Here, the Appellate Court noted the plaintiff’s testimony that she was never informed of the results as well as other evidence that would allow a jury to find that the orthopedic surgeon, contrary to his testimony, had not informed the plaintiff of the MRI findings. Id. at ¶72. The plaintiff also presented expert testimony which demonstrated what reasonably well-qualified physicians would have done in the position of the orthopedic surgeon and the radiologist. Id. at ¶70. Additionally, the manner in which the plaintiff was diagnosed was consistent with the plaintiff’s experts’ theories on why the defendant was negligent; that is, that the radiologist who interpreted the follow-up MRI immediately informed the ordering physician of the findings, and proper treatment was immediately undertaken. Id. at ¶71. All of this evidence demonstrated that an issue of fact existed as to whether the orthopedic surgeon actually read the MRI report and conveyed its findings to the plaintiff. Id. at ¶72.

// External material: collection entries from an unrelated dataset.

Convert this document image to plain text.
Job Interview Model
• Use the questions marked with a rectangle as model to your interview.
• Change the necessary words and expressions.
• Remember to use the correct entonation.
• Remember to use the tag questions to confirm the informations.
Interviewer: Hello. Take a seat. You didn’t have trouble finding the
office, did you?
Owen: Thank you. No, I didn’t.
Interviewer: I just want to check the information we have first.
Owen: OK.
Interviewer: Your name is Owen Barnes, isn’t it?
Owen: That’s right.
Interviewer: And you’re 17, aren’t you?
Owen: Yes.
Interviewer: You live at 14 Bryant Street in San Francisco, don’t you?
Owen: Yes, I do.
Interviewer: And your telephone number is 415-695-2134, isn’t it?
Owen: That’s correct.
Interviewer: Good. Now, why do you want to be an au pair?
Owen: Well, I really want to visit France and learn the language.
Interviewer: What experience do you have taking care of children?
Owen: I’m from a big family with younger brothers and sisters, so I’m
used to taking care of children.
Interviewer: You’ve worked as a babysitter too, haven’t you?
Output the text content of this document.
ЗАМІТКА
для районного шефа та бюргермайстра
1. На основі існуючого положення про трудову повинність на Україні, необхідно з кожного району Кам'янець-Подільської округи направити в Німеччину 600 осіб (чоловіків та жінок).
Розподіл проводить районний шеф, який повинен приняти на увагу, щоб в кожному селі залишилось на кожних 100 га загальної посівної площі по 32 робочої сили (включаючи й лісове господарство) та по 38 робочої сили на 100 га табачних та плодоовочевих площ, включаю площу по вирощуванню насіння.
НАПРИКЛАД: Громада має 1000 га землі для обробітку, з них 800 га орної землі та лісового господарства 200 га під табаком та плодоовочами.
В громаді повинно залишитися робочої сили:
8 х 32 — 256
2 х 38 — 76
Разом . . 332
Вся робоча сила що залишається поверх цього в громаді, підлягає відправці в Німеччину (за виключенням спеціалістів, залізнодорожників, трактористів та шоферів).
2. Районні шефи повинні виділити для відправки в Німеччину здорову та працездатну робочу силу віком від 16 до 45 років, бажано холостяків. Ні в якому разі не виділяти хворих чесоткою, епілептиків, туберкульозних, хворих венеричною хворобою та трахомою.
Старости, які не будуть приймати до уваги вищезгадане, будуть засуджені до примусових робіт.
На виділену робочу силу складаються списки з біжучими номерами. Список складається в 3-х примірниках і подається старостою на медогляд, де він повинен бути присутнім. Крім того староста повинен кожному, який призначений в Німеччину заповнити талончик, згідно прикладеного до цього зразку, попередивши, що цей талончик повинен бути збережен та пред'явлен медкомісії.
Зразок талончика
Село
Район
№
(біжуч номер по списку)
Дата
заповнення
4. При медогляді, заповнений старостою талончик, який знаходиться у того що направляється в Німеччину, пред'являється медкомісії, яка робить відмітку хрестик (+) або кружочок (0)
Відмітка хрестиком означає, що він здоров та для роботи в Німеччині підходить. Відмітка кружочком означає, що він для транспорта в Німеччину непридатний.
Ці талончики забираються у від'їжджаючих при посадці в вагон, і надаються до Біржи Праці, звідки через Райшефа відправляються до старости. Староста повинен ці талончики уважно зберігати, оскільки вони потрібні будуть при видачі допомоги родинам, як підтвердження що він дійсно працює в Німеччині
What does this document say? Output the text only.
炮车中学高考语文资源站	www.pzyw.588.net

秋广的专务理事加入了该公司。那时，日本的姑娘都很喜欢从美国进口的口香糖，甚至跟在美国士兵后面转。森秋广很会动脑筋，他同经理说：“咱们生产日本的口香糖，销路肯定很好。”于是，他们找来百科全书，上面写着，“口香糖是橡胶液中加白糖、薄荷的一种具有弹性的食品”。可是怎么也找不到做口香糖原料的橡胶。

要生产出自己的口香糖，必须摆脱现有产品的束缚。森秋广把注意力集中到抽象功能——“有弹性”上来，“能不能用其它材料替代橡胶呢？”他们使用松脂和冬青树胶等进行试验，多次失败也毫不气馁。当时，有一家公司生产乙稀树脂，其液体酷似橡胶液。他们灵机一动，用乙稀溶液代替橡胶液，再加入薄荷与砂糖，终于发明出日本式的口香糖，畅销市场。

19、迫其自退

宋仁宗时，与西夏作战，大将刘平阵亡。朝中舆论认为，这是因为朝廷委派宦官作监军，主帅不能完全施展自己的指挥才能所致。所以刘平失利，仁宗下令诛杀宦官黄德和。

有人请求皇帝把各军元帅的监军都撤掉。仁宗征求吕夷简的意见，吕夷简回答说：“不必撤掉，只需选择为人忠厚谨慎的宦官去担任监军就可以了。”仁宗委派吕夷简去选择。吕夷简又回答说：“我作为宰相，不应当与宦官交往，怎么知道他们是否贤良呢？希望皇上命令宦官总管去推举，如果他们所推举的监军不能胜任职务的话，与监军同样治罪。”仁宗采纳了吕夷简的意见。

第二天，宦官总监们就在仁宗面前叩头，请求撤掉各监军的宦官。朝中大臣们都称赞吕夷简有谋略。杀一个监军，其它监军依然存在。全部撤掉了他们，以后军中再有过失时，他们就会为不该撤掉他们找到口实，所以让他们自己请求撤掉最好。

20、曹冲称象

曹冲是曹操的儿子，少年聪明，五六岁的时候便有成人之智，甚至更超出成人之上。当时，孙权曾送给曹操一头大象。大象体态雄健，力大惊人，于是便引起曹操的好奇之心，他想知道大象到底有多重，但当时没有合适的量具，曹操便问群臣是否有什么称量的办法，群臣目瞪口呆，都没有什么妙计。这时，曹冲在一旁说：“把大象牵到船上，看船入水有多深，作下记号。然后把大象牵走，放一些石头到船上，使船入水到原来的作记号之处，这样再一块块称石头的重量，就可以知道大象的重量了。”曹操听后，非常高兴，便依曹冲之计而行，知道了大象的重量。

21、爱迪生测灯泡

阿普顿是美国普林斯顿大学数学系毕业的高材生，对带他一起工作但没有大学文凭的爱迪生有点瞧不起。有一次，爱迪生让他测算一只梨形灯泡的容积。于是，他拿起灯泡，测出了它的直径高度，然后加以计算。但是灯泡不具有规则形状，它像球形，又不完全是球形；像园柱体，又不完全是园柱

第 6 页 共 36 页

As to proximate cause, this evidence would have allowed the jury to find that the radiologist’s failure to properly communicate the MRI report led to the report’s “fall[ing] between the cracks, to the detriment of the patient, who was ultimately deprived of a full year of oncological treatment.” Id. at ¶73. Thus, the orthopedic surgeon’s testimony that he read and received the report did not shield the radiologist from liability; “it merely confirms the controversy” between the parties’ theories. Id. On this basis, the Appellate Court reversed and remanded. Id. at ¶75.
Buck makes clear that a defendant physician’s testimony regarding what steps he would or would not have taken with undisclosed information may not be sufficient as a defense to proximate cause. For defense attorneys, Buck demonstrates that expert testimony in addition to the defendant’s physician’s testimony may be warranted.
Alex Campos is an associate attorney at Cassiday Schade LLP in the firm’s Chicago office. He concentrates his practice in civil litigation, with an emphasis on medical malpractice defense.